Making amends in Waynesville, 1870

“Five years after the abolition of slavery… a Methodist minister in the remote mountain town of Waynesville, North Carolina, carried out an act of reparation apparently unprecedented in U.S. history. Asa Fitzgerald signed an extraordinary land deed in August 1870, conveying most of his remaining property to nine ‘colored persons’ he and his wife’s relations had formerly enslaved. He transferred the land explicitly as restitution for the many years of unpaid labor ‘performed by them and their ancestors while in slavery’….

“For eight years Fitzgerald and his family lived with this remarkable arrangement in apparent peace. The Fitzgerald patriarch died in 1878 with little remaining property aside from his house, a small plot of land, and his library. It did not take long for his wife and children to take legal action undoing his novel transaction….”

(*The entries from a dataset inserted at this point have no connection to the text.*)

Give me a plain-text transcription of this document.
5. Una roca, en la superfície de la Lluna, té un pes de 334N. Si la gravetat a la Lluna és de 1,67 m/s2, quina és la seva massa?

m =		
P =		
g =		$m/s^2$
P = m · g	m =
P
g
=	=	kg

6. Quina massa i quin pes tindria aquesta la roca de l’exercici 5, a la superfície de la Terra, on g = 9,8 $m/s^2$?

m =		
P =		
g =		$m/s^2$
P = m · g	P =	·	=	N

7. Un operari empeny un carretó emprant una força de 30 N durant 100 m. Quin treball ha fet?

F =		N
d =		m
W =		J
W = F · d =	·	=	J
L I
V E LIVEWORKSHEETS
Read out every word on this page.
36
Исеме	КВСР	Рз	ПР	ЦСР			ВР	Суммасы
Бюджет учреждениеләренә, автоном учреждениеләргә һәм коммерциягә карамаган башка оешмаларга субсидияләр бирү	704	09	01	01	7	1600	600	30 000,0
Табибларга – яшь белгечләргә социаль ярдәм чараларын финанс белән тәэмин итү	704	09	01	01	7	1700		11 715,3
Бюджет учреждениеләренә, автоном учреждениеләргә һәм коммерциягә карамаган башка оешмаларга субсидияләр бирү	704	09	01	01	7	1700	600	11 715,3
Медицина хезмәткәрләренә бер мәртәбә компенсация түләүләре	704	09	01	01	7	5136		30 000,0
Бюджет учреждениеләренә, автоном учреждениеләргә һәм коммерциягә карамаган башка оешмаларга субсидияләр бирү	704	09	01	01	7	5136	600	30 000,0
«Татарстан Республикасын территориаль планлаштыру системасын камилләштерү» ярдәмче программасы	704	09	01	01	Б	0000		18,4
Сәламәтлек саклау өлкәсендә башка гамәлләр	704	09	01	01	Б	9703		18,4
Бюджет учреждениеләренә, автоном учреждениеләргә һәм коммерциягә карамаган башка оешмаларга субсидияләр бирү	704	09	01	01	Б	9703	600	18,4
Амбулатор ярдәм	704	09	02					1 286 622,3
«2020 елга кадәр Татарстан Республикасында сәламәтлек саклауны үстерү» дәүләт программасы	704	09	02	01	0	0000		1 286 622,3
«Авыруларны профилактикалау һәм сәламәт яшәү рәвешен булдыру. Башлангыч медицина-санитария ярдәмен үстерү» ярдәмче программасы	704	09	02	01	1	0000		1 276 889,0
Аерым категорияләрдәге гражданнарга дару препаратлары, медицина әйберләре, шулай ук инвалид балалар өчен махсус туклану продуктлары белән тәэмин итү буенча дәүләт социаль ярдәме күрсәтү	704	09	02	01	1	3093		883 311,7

— From “A Personal Act of Reparation” by Kirk Savage in Lapham’s Quarterly (Dec. 15, 2019)

One thought on “Making amends in Waynesville, 1870”

  1. I am a descendant of Isaac Allman. Isaac and his wife Anna had a son Pompey Moore born in the year 1846 in New Hanover county North Carolina.

    Reading Kirk Savage’s research published in Lapham’s Quarterly has connected with me extended family members I never dreamed I would ever Pierce the veil of slavery to discover.